北千葉広域水道企業団に保管されていた水道水の全9検体を国立医薬品食品衛生研究所が調査したところ、全ての試料からヘキサメチレンテトラミンが検出された。
この問題では、1都4県の利根川水系の浄水場で水道水の基準値を超えるホルムアルデヒドが検出され、千葉県では34万世帯以上が一時断水する事態となった。
平成24年5月25日 続報
利根川水系の浄水場で水質基準値(1リットル当たり0.08ミリグラム)を超えるホルムアルデヒドが検出された問題で、埼玉県本庄市の金属加工メーカー 「DOWAハイテック」の工場から委託された群馬県高崎市の産業廃棄物処理会社「高崎金属工業」が、原因となるヘキサメチレンテトラミンを含む廃液の処理水を川へ排出していたことが分かった。
高崎金属工業は事情を知らなかったと主張している。DOWAハイテックは2003年11月にもヘキサメチレンテトラミンを利根川へ流出させていた。
埼玉県の発表や高崎金属工業によると、DOWAハイテックは5月10日から、ヘキサメチレンテトラミン濃度37%の廃液計約150トンの処理を2社に委託。約60トンを受け入れた高崎金属工業は処理プラントを通して排水を利根川に注ぐ烏川へ流した。プラントは中和するためのものでヘキサメチレンテトラミンを除去する能力はなかった。別業者に委託された約90トンは焼却処理された。
高崎金属工業の社長は25日記者会見し、「処理を委託された廃液にヘキサメチレンテトラミンが含まれていると知らなかった。知っていたら請け負わなかった」と話した。委託したDOWAハイテックは取材に対し、「廃液に含まれる物質は業者に示した」と説明し双方の主張は食い違っている。
ヘキサメチレンテトラミンは工業的には、ゴム製品や自動車部品の硬化促進剤などとして使われており、医療においては、膀胱炎などの治療に用いられ、日新製薬からヘキサミン注「ニッシン」として販売されている。
食品の保存料としての使用例もあり、海外ではチーズに添加される場合があるが、人への健康被害として、ぜんそくなどの症状が報告されており、食品衛生法で食品添加物としての使用を認めていない。
ヘキサメチレンテトラミンは無色の固体で、上の図のように加水分解によりホルムアルデヒドとアンモニアを生成します。

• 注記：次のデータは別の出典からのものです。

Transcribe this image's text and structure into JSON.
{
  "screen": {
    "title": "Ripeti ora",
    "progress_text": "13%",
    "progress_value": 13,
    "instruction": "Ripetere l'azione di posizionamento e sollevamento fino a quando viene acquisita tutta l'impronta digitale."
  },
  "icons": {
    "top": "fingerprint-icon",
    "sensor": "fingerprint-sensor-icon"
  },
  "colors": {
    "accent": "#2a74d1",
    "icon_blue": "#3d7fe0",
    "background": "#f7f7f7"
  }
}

今回は浄水場にて用いられている塩素消毒の過程で生じる次亜塩素酸もしくは、塩酸などの酸の作用により加水分解を受けたものと推定されます。
それにしてもこのような化合物がトン単位で流出するということは、常識的にはあまり考えられないことです。結局、産業廃棄物処理業者の確認不足もしくは、無知により引き起こされたようです。排出側と処理側で主張が食い違っているようですが、いずれにしても速やかな原因の特定に至ったのはよかったですね。二度と起こらないように気をつけていただきたいものです。
当初の発表では0.6から4トンが流出したという推測でしたが、実際は処理の過程でヘキサメチレンテトラミンが分解していないとすると22トンほどが流出したことになります。だとするともの凄い量ですね。
どこかで放射能の影響でホルムアルデヒドがどうのこうのというのがあったようですが、そういったデマには気をつけましょう。